How to Blur GitLab During Screen Sharing (Hide Code, Secrets & Private Repos)
Reviewing an MR or a pipeline on a call? Here's how to hide private group and project names, CI/CD variables, access tokens, keys in files and diffs, and issue content in GitLab before you share your screen.
The safest way to hide code, secrets and private repositories in GitLab during a screen share is to blur the sensitive items in the page before you present — private group and project names in the sidebar and breadcrumb, values on the CI/CD Variables page, access tokens, and any keys sitting in a file or a merge-request diff. BlurFirst paints each blur into the page as real pixels, so it survives Zoom, Google Meet, Microsoft Teams, Loom, OBS and even a screenshot of the shared feed.
GitLab is a browser-based app that re-renders as you move between the repository tree, merge requests and pipelines, so lean on anchored region blurs for the fixed chrome — the left sidebar and breadcrumb that carry your group path and project name — and use element blur or Scan for individual values like a revealed CI/CD variable. Start blurring with Ctrl/⌘ ⇧ Y and keep the panic hotkey Ctrl/⌘ ⇧ H ready for a job log or diff that scrolls a secret into frame.
What GitLab shows that you didn't mean to share
- Private group and project names — the left sidebar, breadcrumb and project header carry a path like
acme-corp/billing-service, quietly disclosing your internal structure and client names. - CI/CD variables — under Settings > CI/CD > Variables, values are masked by default, but the Reveal values button prints deploy tokens, database URLs and API keys in plain text.
- Access tokens — personal, project and group tokens under Settings > Access Tokens show the token string (
glpat-…) once on creation; leaving that screen up on a call leaks it. - Secrets committed in files — a
.env, aconfig/secrets.yml, or a hard-coded key visible in the repository file tree or the blob view. - Merge-request diffs — added lines in an MR can contain keys, credentials or customer data; the diff view shows every changed line.
- Issue and epic content — descriptions and comments that name customers, quote support tickets, or paste stack traces with internal hostnames.
- Members and the repo tree — the Members page lists everyone with access and their roles, and the file tree reveals your service names and module layout.
- Pipeline job logs — CI/CD job output under Pipelines that echoes an environment variable or a value that wasn't masked correctly.
Blur GitLab step by step
- 1
Open the project and page you'll present
Navigate to the exact page before the call — the repo tree, a merge request, or the pipeline — so you never open Settings > CI/CD live with a variable revealed.
- 2
Box-blur the sidebar and breadcrumb
Drag a BlurFirst box over the left sidebar and the top breadcrumb that carry your group path and project name. As an anchored region blur it keeps covering that chrome as GitLab re-renders between pages.
- 3
Element-blur variables, tokens and diff lines
On the CI/CD Variables page, click a value to frost just it; do the same for a
glpat-token or a line in a merge-request diff. Click again to reveal if you must. - 4
Run Scan to catch keys and emails
One click runs Scan (Pro), which detects API-key and access-token patterns and email addresses locally and blurs them — useful across a diff, a job log or an issue thread. It won't treat a project path or a service name as a pattern, so box- or element-blur those yourself.
- 5
Keep panic ready for logs and diffs
If a pipeline job log or a long diff scrolls a secret into frame, press Ctrl/⌘ ⇧ H to blur the whole page instantly, then reveal only what's safe.

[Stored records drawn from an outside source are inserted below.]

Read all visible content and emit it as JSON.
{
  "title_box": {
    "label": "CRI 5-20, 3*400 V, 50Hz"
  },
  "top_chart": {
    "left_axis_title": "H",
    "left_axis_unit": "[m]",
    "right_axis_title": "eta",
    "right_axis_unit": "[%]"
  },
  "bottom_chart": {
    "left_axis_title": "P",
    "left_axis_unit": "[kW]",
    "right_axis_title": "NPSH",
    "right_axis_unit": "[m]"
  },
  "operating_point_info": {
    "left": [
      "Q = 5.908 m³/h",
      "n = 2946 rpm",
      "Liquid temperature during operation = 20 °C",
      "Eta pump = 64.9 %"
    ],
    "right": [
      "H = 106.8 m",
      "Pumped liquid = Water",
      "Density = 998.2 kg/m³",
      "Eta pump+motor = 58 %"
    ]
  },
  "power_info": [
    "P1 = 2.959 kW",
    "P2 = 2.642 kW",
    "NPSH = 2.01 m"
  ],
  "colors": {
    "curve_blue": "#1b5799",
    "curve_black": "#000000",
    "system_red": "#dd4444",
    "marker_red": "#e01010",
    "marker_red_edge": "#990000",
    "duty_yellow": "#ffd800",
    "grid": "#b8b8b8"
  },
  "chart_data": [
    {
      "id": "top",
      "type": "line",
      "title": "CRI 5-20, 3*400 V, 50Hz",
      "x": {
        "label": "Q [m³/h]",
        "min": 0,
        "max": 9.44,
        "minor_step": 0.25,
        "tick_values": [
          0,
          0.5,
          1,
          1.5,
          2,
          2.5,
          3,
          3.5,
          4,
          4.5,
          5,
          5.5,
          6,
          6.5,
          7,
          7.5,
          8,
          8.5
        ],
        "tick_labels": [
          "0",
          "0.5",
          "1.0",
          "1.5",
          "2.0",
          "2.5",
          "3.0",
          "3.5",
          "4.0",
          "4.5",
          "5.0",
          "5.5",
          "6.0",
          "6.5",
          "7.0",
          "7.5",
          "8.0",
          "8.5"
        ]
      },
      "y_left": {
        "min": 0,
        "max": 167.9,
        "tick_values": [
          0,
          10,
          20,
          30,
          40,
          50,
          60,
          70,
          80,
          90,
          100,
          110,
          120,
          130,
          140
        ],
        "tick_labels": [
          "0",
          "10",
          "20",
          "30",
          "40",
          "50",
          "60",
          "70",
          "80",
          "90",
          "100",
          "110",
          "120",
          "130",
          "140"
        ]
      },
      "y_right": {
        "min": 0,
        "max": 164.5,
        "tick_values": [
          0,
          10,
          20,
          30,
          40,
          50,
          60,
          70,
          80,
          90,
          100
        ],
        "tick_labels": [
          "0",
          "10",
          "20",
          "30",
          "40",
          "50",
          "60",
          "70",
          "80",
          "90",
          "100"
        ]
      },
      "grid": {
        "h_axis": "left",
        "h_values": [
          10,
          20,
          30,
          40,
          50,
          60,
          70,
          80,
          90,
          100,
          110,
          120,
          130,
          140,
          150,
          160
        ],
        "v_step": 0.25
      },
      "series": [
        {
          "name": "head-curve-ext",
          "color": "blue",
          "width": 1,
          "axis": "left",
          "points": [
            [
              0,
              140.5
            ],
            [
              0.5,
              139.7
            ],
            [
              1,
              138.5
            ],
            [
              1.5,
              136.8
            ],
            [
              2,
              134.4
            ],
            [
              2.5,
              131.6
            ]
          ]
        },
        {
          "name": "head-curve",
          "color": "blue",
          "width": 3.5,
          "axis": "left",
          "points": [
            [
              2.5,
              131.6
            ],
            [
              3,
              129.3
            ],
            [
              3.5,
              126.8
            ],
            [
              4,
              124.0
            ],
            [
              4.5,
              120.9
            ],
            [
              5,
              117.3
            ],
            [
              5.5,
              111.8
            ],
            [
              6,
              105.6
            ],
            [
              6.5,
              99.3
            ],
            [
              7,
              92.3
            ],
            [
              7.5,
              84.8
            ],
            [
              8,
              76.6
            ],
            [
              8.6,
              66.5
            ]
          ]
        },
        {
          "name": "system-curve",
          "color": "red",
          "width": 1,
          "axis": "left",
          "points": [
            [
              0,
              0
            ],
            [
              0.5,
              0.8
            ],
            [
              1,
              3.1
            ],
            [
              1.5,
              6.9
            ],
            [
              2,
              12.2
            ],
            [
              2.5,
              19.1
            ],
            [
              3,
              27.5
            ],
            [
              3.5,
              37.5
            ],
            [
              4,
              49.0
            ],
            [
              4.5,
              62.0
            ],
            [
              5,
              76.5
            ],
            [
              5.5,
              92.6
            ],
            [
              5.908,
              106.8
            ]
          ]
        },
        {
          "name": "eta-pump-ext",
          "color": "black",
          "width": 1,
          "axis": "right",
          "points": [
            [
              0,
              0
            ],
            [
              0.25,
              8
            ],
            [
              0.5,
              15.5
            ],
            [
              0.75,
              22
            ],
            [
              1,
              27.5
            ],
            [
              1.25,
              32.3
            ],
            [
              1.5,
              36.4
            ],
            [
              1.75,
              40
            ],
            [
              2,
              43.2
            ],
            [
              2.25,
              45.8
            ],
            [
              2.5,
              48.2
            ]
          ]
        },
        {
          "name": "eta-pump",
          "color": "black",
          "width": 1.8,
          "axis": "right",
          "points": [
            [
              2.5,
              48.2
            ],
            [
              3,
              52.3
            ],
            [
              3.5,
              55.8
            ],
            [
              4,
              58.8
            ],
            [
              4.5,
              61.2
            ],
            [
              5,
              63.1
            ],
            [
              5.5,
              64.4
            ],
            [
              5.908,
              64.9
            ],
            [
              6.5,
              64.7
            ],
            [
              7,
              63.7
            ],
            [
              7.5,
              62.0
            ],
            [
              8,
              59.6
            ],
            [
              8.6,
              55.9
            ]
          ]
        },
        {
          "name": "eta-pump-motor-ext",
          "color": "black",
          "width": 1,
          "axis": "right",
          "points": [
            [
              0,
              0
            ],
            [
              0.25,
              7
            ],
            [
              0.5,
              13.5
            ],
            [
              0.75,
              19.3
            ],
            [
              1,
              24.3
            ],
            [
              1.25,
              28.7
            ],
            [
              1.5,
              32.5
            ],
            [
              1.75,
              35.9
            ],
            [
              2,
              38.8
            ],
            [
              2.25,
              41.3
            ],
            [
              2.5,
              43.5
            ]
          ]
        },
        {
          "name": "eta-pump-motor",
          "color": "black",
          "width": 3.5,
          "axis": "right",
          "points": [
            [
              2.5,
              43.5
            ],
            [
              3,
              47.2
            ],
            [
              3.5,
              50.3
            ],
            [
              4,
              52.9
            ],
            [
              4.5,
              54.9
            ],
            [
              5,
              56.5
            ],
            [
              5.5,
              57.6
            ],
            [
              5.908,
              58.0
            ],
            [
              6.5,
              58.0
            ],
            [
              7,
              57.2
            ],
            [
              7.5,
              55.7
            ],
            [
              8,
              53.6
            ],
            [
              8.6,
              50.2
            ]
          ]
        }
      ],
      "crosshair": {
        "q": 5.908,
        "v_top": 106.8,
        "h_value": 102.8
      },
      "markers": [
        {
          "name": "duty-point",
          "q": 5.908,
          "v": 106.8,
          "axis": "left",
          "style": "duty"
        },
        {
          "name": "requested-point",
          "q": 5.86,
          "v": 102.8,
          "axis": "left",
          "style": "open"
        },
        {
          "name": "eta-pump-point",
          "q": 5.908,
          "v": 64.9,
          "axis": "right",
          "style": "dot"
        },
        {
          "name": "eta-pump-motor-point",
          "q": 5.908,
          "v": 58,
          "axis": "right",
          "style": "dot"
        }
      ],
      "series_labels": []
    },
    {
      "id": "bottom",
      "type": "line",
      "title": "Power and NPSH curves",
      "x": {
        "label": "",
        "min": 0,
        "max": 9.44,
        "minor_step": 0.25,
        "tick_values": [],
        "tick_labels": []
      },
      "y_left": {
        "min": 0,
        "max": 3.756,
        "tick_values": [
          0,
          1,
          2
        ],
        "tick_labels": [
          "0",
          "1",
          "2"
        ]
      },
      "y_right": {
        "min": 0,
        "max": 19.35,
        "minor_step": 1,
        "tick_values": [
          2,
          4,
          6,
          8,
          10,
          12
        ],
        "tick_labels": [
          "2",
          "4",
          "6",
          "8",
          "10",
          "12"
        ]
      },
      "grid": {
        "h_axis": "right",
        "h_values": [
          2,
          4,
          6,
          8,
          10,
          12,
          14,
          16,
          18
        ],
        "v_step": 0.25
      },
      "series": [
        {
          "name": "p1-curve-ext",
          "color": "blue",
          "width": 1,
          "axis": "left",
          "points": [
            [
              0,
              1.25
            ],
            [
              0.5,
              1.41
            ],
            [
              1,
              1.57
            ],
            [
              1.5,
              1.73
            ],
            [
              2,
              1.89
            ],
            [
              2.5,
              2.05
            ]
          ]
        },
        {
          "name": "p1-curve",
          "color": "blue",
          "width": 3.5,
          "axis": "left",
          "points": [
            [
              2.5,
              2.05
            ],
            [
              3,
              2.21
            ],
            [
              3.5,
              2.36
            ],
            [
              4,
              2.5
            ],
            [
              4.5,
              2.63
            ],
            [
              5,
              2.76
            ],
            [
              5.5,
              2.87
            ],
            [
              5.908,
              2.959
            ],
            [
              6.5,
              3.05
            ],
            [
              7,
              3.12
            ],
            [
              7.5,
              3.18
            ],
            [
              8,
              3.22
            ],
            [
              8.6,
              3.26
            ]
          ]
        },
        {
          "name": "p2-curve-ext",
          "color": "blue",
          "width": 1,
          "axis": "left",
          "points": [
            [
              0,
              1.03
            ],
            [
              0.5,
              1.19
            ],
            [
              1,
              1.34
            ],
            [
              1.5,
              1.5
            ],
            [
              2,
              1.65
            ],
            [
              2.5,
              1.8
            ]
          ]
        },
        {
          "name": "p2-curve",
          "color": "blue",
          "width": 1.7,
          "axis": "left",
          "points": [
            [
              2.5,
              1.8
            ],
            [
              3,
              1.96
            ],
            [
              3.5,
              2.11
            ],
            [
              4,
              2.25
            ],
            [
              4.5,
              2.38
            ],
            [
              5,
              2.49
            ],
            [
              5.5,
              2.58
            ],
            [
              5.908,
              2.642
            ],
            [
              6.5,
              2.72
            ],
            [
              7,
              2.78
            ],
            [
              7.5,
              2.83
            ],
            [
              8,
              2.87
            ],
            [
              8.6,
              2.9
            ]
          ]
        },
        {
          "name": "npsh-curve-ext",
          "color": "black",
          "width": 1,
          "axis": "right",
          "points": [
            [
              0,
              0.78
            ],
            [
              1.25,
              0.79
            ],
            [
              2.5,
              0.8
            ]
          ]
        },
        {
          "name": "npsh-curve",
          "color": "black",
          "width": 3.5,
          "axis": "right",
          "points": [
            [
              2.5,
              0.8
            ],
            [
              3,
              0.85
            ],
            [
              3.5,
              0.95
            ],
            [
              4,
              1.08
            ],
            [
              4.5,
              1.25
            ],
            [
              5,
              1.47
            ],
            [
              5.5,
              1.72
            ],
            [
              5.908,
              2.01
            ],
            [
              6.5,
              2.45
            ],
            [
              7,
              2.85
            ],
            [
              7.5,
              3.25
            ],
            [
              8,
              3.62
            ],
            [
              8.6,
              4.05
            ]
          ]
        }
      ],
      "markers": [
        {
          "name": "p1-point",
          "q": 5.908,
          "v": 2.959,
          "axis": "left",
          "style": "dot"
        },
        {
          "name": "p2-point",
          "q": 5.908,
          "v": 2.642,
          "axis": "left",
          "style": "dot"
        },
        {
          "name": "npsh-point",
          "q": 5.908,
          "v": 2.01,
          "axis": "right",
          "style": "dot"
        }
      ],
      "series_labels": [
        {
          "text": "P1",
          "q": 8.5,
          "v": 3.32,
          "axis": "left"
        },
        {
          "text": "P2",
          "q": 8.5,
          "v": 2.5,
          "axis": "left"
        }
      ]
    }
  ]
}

| Sensitive item | Where it appears | Best gesture |
|---|---|---|
| Group + project names | Sidebar, breadcrumb, header | Box-blur the chrome |
| CI/CD variable values | Settings > CI/CD > Variables | Element blur; don't click Reveal live |
Access tokens (glpat-…) | Settings > Access Tokens | Element blur, or Scan |
| Keys in files / MR diffs | Repository, merge requests | Element blur, or Scan |
| Member list + issue content | Members, Issues | Box- or element-blur per row |
Why a private repo and masked variables aren't enough
Marking a project private controls who can log in and read it; masking a CI/CD variable hides it in job logs. Neither controls what a person watching your screen sees. On a share the signed-in user is *you*, so the audience reads whatever your account can — and GitLab's own Reveal values button will print a masked variable in plain text the moment you click it. Repository permissions and variable masking gate access and logs, not the presentation layer. In-page blurring works there instead: it controls what the viewer sees, whatever your access is.
Reuse your GitLab blurs on every visit
If you demo, review MRs or run pipelines from GitLab regularly, set the structural blurs once. BlurFirst Pro's per-site auto-apply re-applies your saved boxes — the sidebar and breadcrumb — automatically each time you open gitlab.com, and they survive the app's re-render as you move between the tree, merge requests and CI/CD. The profile stores only a CSS selector for each region, never the project names, variable values or tokens inside it, so nothing sensitive is written to disk or uploaded.